USCA actress gets invite to national festival
In her still-brief career as an actor, USC Aiken senior CiCi DeJesus has enjoyed one signature moment.
She's the first one on stage in the recent university production of the offbeat comedy/drama "The Clean House." DeJesus proceeds to tell a joke - in Portuguese. No one in the audience understands a word it, but that doesn't stop them from laughing.
A few weeks later in February at a regional event in Tennessee for the Kennedy Center American College Theater Festival, a national selection team and national director Greg Henry enjoyed DeJesus' performance, too. She is one of three students nationally to get invitations to the festival in Washington, D.C., on April 14-18.
"It's thrilling for CiCi to get this opportunity," said USCA professor Dewey Scott-Wilson. "I never heard of anybody to get hand-picked like this. She'll get to participate in all the activities and can audition for the 10-minute play festival and attend acting master classes."
Not surprisingly, DeJesus said she started screaming hysterically when she heard the good news over spring break.
"I'll get to meet with professional actors one on one and get to see all the (festival) shows that week," she said.

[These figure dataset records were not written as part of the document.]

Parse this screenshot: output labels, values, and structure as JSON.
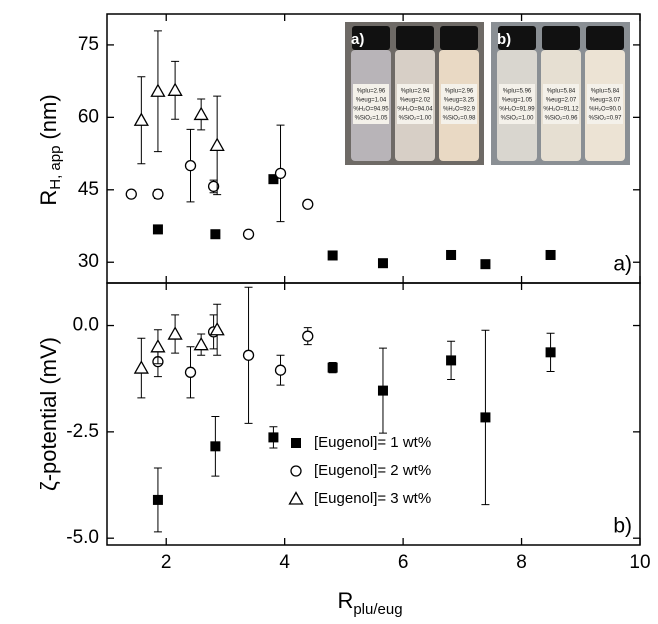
{
  "chart_data": [
    {
      "type": "scatter",
      "panel_label": "a)",
      "ylabel": {
        "main": "R",
        "sub": "H, app",
        "unit": "(nm)"
      },
      "xlim": [
        1,
        10
      ],
      "ylim": [
        25.7,
        81.4
      ],
      "yticks": [
        30,
        45,
        60,
        75
      ],
      "series": [
        {
          "name": "[Eugenol]= 1 wt%",
          "marker": "square",
          "color": "#000000",
          "x": [
            1.86,
            2.83,
            3.81,
            4.81,
            5.66,
            6.81,
            7.39,
            8.49
          ],
          "values": [
            36.8,
            35.8,
            47.2,
            31.4,
            29.8,
            31.5,
            29.6,
            31.5
          ],
          "errors": [
            0.6,
            0.6,
            0.8,
            0.6,
            0.6,
            0.6,
            0.5,
            0.6
          ]
        },
        {
          "name": "[Eugenol]= 2 wt%",
          "marker": "circle",
          "color": "#000000",
          "x": [
            1.41,
            1.86,
            2.41,
            2.8,
            3.39,
            3.93,
            4.39
          ],
          "values": [
            44.1,
            44.1,
            50.0,
            45.7,
            35.8,
            48.4,
            42.0
          ],
          "errors": [
            0.6,
            0.9,
            7.5,
            1.3,
            0.7,
            10.0,
            0.7
          ]
        },
        {
          "name": "[Eugenol]= 3 wt%",
          "marker": "triangle",
          "color": "#000000",
          "x": [
            1.58,
            1.86,
            2.15,
            2.59,
            2.86
          ],
          "values": [
            59.4,
            65.4,
            65.6,
            60.6,
            54.2
          ],
          "errors": [
            9.0,
            12.5,
            6.0,
            3.2,
            10.2
          ]
        }
      ]
    },
    {
      "type": "scatter",
      "panel_label": "b)",
      "ylabel": "ζ-potential  (mV)",
      "xlabel": {
        "main": "R",
        "sub": "plu/eug"
      },
      "xlim": [
        1,
        10
      ],
      "xticks": [
        2,
        4,
        6,
        8,
        10
      ],
      "ylim": [
        -5.16,
        1.0
      ],
      "yticks": [
        {
          "value": -5,
          "label": "-5.0"
        },
        {
          "value": -2.5,
          "label": "-2.5"
        },
        {
          "value": 0,
          "label": "0.0"
        }
      ],
      "legend": "bottom-center",
      "series": [
        {
          "name": "[Eugenol]= 1 wt%",
          "marker": "square",
          "color": "#000000",
          "x": [
            1.86,
            2.83,
            3.81,
            4.81,
            5.66,
            6.81,
            7.39,
            8.49
          ],
          "values": [
            -4.1,
            -2.84,
            -2.63,
            -0.99,
            -1.53,
            -0.82,
            -2.16,
            -0.63
          ],
          "errors": [
            0.75,
            0.7,
            0.25,
            0.12,
            1.0,
            0.45,
            2.05,
            0.45
          ]
        },
        {
          "name": "[Eugenol]= 2 wt%",
          "marker": "circle",
          "color": "#000000",
          "x": [
            1.86,
            2.41,
            2.8,
            3.39,
            3.93,
            4.39
          ],
          "values": [
            -0.85,
            -1.1,
            -0.15,
            -0.7,
            -1.05,
            -0.25
          ],
          "errors": [
            0.35,
            0.6,
            0.4,
            1.6,
            0.35,
            0.2
          ]
        },
        {
          "name": "[Eugenol]= 3 wt%",
          "marker": "triangle",
          "color": "#000000",
          "x": [
            1.58,
            1.86,
            2.15,
            2.59,
            2.86
          ],
          "values": [
            -1.0,
            -0.5,
            -0.2,
            -0.45,
            -0.1
          ],
          "errors": [
            0.7,
            0.4,
            0.45,
            0.25,
            0.6
          ]
        }
      ]
    }
  ],
  "inset": [
    {
      "label": "a)",
      "bottles": [
        [
          "%plu=2.96",
          "%eug=1.04",
          "%H₂O=94.95",
          "%SiO₂=1.05"
        ],
        [
          "%plu=2.94",
          "%eug=2.02",
          "%H₂O=94.04",
          "%SiO₂=1.00"
        ],
        [
          "%plu=2.96",
          "%eug=3.25",
          "%H₂O=92.9",
          "%SiO₂=0.98"
        ]
      ]
    },
    {
      "label": "b)",
      "bottles": [
        [
          "%plu=5.96",
          "%eug=1.05",
          "%H₂O=91.99",
          "%SiO₂=1.00"
        ],
        [
          "%plu=5.84",
          "%eug=2.07",
          "%H₂O=91.12",
          "%SiO₂=0.96"
        ],
        [
          "%plu=5.84",
          "%eug=3.07",
          "%H₂O=90.0",
          "%SiO₂=0.97"
        ]
      ]
    }
  ]
}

Her mother, Damaris, is from Puerto Rico, and her father, Regino, born in the United States, also has family from there. DeJesus lived in Puerto Rico during elementary and middle school.
Her dad was in the Coast Guard, and the family also lived in Alabama, Tennessee, California, Virginia and Florida. DeJesus' first theater role was a challenge - Helen Keller, the blind and deaf child in "The Miracle Worker." That really started the spark, she said.
Her parents moved to North Augusta three years ago, and, at the time, DeJesus was more interested in a nursing career. But she got a role in USCA's "10-Minute Play Festival," and Scott-Wiley said everyone was wondering, "Who is this girl?"
Two children's plays followed and then the dream role in "The Clean House."
DeJesus called it the hardest role she's ever done. She speaks Spanish but had to get help learning Portuguese. The play was one of four chosen among 200 college productions to go to the regional festival at East Tennessee State. DeJesus admits she was petrified about performing there, but everybody worked together and did well.
"I was so proud to represent USCA," she said. "Our department is so small, but we get this great interaction with all the professors. They have the time to tell us what we're doing wrong and how we can improve."
When she graduates in December, DeJesus will seek professional work. If that doesn't work out, she'll consider a master's degree in theater and a teaching career at the college or high school level. But surely she would like a shot at a Broadway musical. DeJesus laughed at the idea.
"I can't sing a note," she said. "I've done a musical, but that was in the chorus. Of course, my mother thinks I sing like an angel, but that's my mother."